Interpolation of n-gram and mutual-information based trigger pair language models for Mandarin speech recognition
✍ Scribed by Z. GuoDong; L. KimTeng
- Publisher
- Elsevier Science
- Year
- 1999
- Tongue
- English
- Weight
- 191 KB
- Volume
- 13
- Category
- Article
- ISSN
- 0885-2308
No coin nor oath required. For personal study only.
✦ Synopsis
While n-gram modeling is simple and dominant in speech recognition, it can only capture the short-distance context dependency within an n-word window where currently the largest practical n for natural language is three. However, many of the context dependencies in natural language occur beyond a three-word window. This paper proposes a new language modeling approach to capture the preferred relationships between words over a short or long distance through the concept of MI-Trigger pairs.
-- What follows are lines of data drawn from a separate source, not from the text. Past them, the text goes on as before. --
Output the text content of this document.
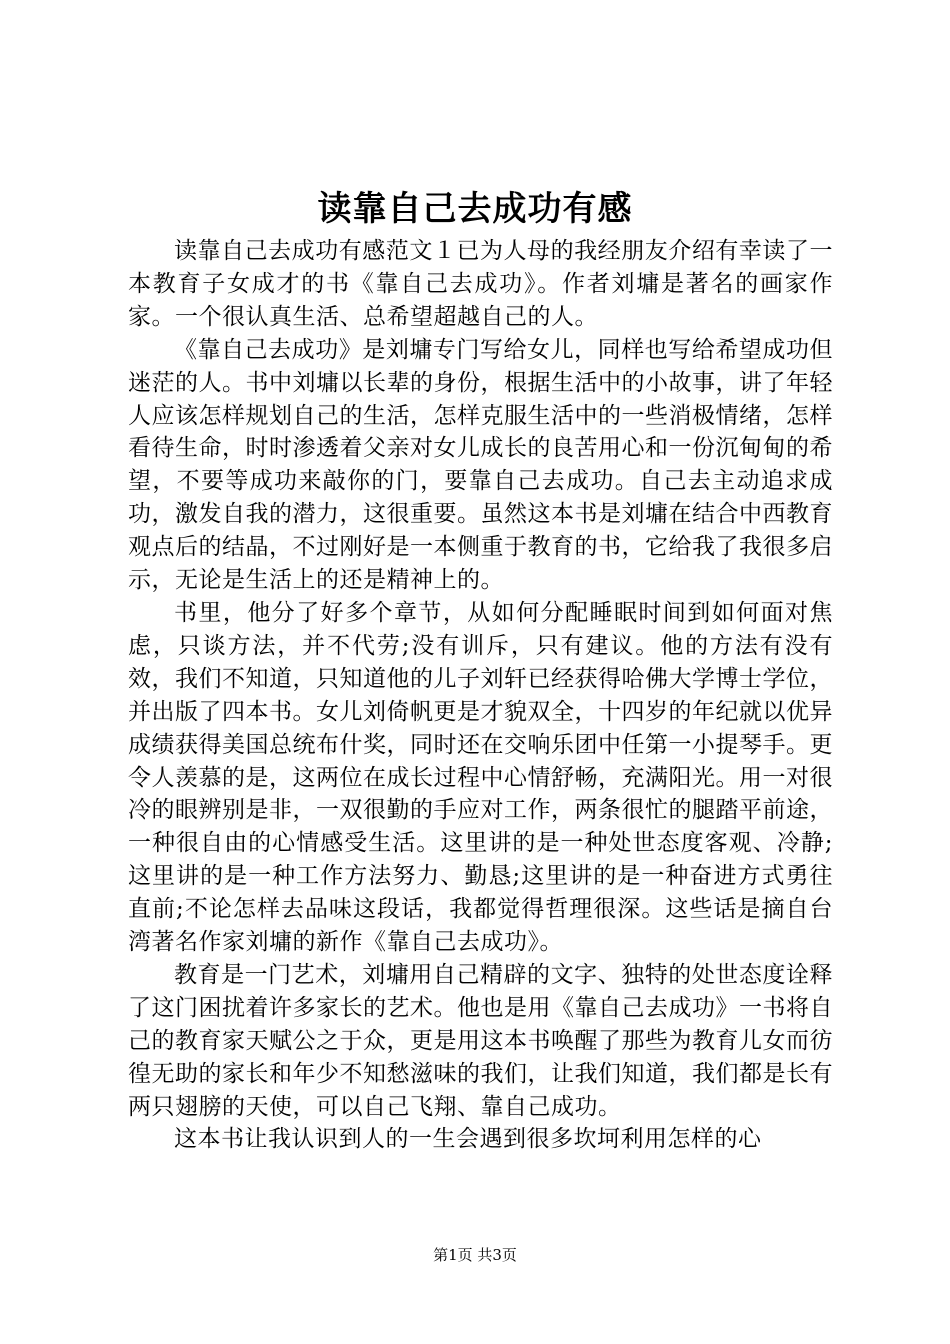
读靠自己去成功有感

读靠自己去成功有感范文１已为人母的我经朋友介绍有幸读了一本教育子女成才的书《靠自己去成功》。作者刘墉是著名的画家作家。一个很认真生活、总希望超越自己的人。

《靠自己去成功》是刘墉专门写给女儿，同样也写给希望成功但迷茫的人。书中刘墉以长辈的身份，根据生活中的小故事，讲了年轻人应该怎样规划自己的生活，怎样克服生活中的一些消极情绪，怎样看待生命，时时渗透着父亲对女儿成长的良苦用心和一份沉甸甸的希望，不要等成功来敲你的门，要靠自己去成功。自己去主动追求成功，激发自我的潜力，这很重要。虽然这本书是刘墉在结合中西教育观点后的结晶，不过刚好是一本侧重于教育的书，它给我了我很多启示，无论是生活上的还是精神上的。

书里，他分了好多个章节，从如何分配睡眠时间到如何面对焦虑，只谈方法，并不代劳;没有训斥，只有建议。他的方法有没有效，我们不知道，只知道他的儿子刘轩已经获得哈佛大学博士学位，并出版了四本书。女儿刘倚帆更是才貌双全，十四岁的年纪就以优异成绩获得美国总统布什奖，同时还在交响乐团中任第一小提琴手。更令人羡慕的是，这两位在成长过程中心情舒畅，充满阳光。用一对很冷的眼辨别是非，一双很勤的手应对工作，两条很忙的腿踏平前途，一种很自由的心情感受生活。这里讲的是一种处世态度客观、冷静;这里讲的是一种工作方法努力、勤恳;这里讲的是一种奋进方式勇往直前;不论怎样去品味这段话，我都觉得哲理很深。这些话是摘自台湾著名作家刘墉的新作《靠自己去成功》。

教育是一门艺术，刘墉用自己精辟的文字、独特的处世态度诠释了这门困扰着许多家长的艺术。他也是用《靠自己去成功》一书将自己的教育家天赋公之于众，更是用这本书唤醒了那些为教育儿女而彷徨无助的家长和年少不知愁滋味的我们，让我们知道，我们都是长有两只翅膀的天使，可以自己飞翔、靠自己成功。

这本书让我认识到人的一生会遇到很多坎坷利用怎样的心

第1页 共3页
Different MI-Trigger-based models are constructed in either a distance-dependent or a distance-independent way within a window from 1 to 10 words. This new MI-Trigger-based modeling is also compared and merged with word bigram modeling. It is found that the MI-Trigger-based modeling has better performance than word bigram modeling. It is also found that n-gram and MI-Trigger models have good complementarity and their proper merging can further increase the recognition rate when tested on Mandarin speech recognition. One advantage of MI-Trigger-based modeling is that the number of parameters needed for MI-Trigger modeling is much less than that of word bigram modeling. Another advantage is that the number of trigger pairs in an MI-Trigger model can be kept to a reasonable size without losing too much of its modeling power.